也就是说,本申请实施例所达到的技术效果是:在实际业务交付过程中,在有限的时间内对一个新任务(即第二数据集),找到合适的模型,并将其训练到达到交付要求的精度(也就是针对新任务要选择出一个最好的模型和一组最好的超参)。
此外,由于不同业务的应用场景不同,对应的约束条件也不尽相同,选择合适的网络 结构,是非常耗时。在实际业务中,往往是针对具体的问题,人工设计满足要求的网络结构,然后通过手工调参方式,使其达到业务交付的目标。整个周期非常长,需要大量人工介入,而且这些业务之间相互彼此独立,没有充分挖掘之间的相关信息。对于新的任务,利用现有的模型直接迁移学习(如,fine-tune)是一种非常高效的解决方案,但是无法适配不同的应用场景和约束条件。谷歌微软提供的AutoML服务平台能够提供一个解决方案,但是用户不能根据自己的需求,如交付时间、部署平台等进行选择。因此,在本申请实施例中,该构建的第一预测器并不仅用于处理一次新任务,针对每个新任务,均可通过上述方式进行处理,从而使得本申请实施例提供的模型的获取方法可应用于持续性、多任务的交付场景,达到跨任务进行迁移学习的目的。

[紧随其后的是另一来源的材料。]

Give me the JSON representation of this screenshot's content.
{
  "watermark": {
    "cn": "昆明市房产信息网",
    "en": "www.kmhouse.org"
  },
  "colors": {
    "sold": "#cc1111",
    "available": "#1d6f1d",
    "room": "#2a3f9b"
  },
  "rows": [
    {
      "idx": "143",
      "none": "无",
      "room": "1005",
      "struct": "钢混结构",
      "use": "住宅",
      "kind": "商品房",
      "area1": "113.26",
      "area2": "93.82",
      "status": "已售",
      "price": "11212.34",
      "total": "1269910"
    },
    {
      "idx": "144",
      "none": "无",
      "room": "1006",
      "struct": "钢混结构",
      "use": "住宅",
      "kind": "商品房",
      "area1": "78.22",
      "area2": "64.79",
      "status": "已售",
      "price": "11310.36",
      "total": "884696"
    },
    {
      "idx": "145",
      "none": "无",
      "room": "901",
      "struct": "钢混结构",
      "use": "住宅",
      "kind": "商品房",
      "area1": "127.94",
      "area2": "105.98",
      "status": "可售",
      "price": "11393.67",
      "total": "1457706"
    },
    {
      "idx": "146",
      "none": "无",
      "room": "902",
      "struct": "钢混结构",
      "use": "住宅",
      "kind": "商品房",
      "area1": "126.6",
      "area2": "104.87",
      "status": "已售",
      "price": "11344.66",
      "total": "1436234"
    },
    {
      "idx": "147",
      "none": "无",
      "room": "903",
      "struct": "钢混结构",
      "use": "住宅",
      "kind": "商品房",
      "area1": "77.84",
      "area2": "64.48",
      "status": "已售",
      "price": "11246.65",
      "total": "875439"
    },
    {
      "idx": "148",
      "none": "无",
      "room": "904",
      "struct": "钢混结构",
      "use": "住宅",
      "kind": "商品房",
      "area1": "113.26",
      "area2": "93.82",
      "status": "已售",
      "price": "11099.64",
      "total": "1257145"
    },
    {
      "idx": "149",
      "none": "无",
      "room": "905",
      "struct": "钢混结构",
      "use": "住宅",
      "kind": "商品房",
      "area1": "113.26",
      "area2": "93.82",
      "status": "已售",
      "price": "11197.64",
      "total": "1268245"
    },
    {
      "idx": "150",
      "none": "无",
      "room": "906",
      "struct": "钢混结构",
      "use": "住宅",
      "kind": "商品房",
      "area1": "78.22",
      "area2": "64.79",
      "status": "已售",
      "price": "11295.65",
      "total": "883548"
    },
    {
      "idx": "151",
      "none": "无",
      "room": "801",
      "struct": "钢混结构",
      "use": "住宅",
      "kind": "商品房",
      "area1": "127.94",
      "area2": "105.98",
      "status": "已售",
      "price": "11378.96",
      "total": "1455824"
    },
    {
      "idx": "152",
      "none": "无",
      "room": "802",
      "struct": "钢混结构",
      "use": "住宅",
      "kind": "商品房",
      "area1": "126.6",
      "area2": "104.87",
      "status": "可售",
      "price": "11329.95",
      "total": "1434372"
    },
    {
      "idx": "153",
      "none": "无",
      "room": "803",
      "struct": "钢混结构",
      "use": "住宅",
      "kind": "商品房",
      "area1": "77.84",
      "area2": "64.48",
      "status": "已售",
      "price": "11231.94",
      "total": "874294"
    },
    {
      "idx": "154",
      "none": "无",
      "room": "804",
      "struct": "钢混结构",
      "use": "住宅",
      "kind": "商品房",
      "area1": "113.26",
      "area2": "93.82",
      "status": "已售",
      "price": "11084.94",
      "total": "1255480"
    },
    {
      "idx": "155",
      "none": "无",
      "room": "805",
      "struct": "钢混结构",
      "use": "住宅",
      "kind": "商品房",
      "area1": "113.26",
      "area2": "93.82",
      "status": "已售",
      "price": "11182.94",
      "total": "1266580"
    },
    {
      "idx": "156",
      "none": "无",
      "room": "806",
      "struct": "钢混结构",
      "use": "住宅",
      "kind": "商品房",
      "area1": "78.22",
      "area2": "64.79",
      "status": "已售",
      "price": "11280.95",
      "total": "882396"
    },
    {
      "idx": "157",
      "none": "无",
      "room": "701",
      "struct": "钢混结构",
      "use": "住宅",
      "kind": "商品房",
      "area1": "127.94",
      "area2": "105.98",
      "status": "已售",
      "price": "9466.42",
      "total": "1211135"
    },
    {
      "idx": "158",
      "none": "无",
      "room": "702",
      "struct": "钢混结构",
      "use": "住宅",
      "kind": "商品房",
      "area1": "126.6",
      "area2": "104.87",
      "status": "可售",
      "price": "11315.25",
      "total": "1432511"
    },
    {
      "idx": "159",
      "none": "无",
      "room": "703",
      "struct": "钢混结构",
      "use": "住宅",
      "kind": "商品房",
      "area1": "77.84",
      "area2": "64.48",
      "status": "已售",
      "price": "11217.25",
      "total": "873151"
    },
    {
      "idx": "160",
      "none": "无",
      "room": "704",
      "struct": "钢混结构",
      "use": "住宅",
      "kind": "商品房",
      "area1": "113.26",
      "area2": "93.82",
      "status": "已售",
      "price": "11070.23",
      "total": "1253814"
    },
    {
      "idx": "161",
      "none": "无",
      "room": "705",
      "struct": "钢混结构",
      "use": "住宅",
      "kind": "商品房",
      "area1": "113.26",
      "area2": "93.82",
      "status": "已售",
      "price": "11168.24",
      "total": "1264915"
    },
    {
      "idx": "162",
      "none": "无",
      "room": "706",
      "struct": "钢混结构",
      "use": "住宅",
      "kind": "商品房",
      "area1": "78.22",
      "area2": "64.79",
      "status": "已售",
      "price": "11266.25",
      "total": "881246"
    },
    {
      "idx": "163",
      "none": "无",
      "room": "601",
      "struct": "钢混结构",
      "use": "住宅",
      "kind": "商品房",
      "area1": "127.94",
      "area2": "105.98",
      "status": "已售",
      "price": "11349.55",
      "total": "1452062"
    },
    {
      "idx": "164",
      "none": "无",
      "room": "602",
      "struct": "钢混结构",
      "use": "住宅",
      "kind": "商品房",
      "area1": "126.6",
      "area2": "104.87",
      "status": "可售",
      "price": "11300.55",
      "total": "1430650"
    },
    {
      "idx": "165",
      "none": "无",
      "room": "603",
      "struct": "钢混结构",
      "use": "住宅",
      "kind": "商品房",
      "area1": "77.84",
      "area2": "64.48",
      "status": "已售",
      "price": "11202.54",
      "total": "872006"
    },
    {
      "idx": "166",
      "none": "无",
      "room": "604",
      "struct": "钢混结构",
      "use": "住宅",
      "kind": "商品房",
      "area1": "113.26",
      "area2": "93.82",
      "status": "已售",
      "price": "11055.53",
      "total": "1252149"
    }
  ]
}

为便于理解上述图4对应的实施例所述的模型的获取方法,下面以一个实例分别从模型集构建阶段和迁移学习阶段对上述实施例的框架进行示意,请参阅图11,图11为本申请实施例提供的模型的获取方法的一个框架示意图,该框架示意图包括模型集构建阶段和迁移学习阶段,下面分别进行介绍:
一、模型集构建阶段
步骤1、基于约束条件定义搜索空间,该搜索空间包括多种网络结构单元(block)及所述多种网络结构单元之间的连接关系。
步骤2、从搜索空间随机采样,得到若干个初始模型(比如,3个初始模型),构成初始的模型集合。

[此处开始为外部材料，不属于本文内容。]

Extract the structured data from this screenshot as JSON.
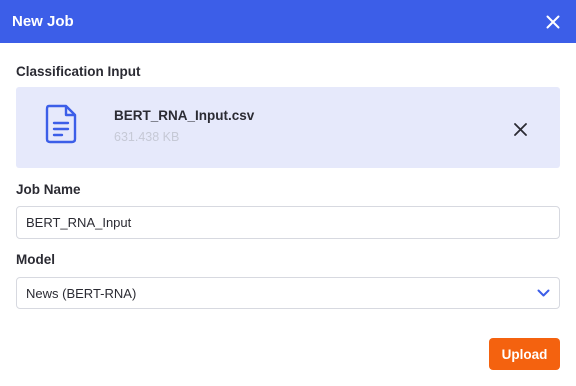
{
  "dialog": {
    "title": "New Job",
    "close_icon": "close-icon"
  },
  "classification": {
    "label": "Classification Input",
    "file": {
      "name": "BERT_RNA_Input.csv",
      "size": "631.438 KB",
      "icon": "document-icon",
      "remove_icon": "close-icon"
    }
  },
  "job_name": {
    "label": "Job Name",
    "value": "BERT_RNA_Input"
  },
  "model": {
    "label": "Model",
    "selected": "News (BERT-RNA)",
    "icon": "chevron-down-icon"
  },
  "actions": {
    "upload_label": "Upload"
  },
  "colors": {
    "header": "#3c5ee8",
    "file_card": "#e6e9fb",
    "primary_action": "#f4620f",
    "icon_accent": "#3c5ee8"
  }
}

步骤3、将多个初始模型进行融合,构建成一个超网(即上述所述的第一模型),通过参数共享的方式,根据第一数据集(即已有的如ImageNet等数据集)对各个初始模型进行训练,这里所述的共享的参数是指网络结构内部的参数,比如构成该超网的子网的卷积操作、卷积核大小和取值等。这样一次训练过程就可同时得到多个初始模型的检测精度,从而节省了训练时间,需要注意的是,这里的检测精度一般是指初始模型输出的针对第一数据集的预测结果的准确率,也就是上述所述的第一输出精度。根据第一数据集训练好的初始模型,构成初始模型集。
步骤4、提取初始模型集中各个训练好的初始模型的图编码,训练和初始化GCN和贝叶斯回归器。

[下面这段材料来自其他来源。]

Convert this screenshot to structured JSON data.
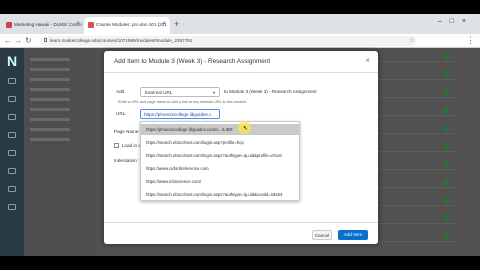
{
  "browser": {
    "tabs": [
      {
        "label": "Marketing Hawaii - DLMS/ Currici"
      },
      {
        "label": "Course Modules: prc-doc-101 [201"
      }
    ],
    "url": "learn.marketcollege.edu/courses/1071999/modules#module_2357791"
  },
  "modal": {
    "title": "Add Item to Module 3 (Week 3) - Research Assignment",
    "add_label": "Add",
    "type_value": "External URL",
    "to_text": "to Module 3 (Week 3) - Research Assignment",
    "hint": "Enter a URL and page name to add a link to any website URL to this module.",
    "url_label": "URL:",
    "url_value": "https://phoenixcollege.libguides.c",
    "page_name_label": "Page Name:",
    "load_label": "Load in a new tab",
    "indentation_label": "Indentation:",
    "cancel_label": "Cancel",
    "add_item_label": "Add Item"
  },
  "suggestions": [
    "https://phoenixcollege.libguides.com/c.../LIBR",
    "https://search.ebscohost.com/login.asp?profile=hcp",
    "https://search.ebscohost.com/login.aspx?authtype=ip,uid&profile=ehost",
    "https://www.oxfordreference.com",
    "https://www.infoscience.com/",
    "https://search.ebscohost.com/login.aspx?authtype=ip,uid&custid=s8263"
  ],
  "colors": {
    "primary_button": "#0770cf",
    "check_green": "#2e6e3e"
  }
}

步骤5、基于已有的该初始模型集,在搜索空间内,采用EA采样的方式,构建多组新的模型(即衍生模型),其中,每个初始模型都可以通过EA采样方式得到若干个衍生模型,比如初始模型3个,EA采样后每个初始模型衍生出5个新的模型,那么就一共衍生出15个衍生模型(也可以每个初始模型演化的数量不一样),这里EA采样得到的衍生模型是没有经过训练的。
步骤6、针对每个衍生模型的图结构进行编码,得到图编码,之后再利用上述步骤4训练过的GCN提取每个衍生模型对应的图编码的特征,将提取的特征输入到经过上述步骤4训练过的贝叶斯回归器中,得到每个衍生模型针对第一数据集的检测精度(即第一输出精度),例如,一共有15个衍生模型,那么就可对应得到15个第一输出精度。
步骤7、根据预测的每个衍生模型的第一输出精度得到第一输出精度的均值和方差, 并进一步计算得到每个衍生模型的置信上界(UCB),这样一共就可得到15个置信上界,该置信上界表示的是每个衍生模型检测精度能达到的上限。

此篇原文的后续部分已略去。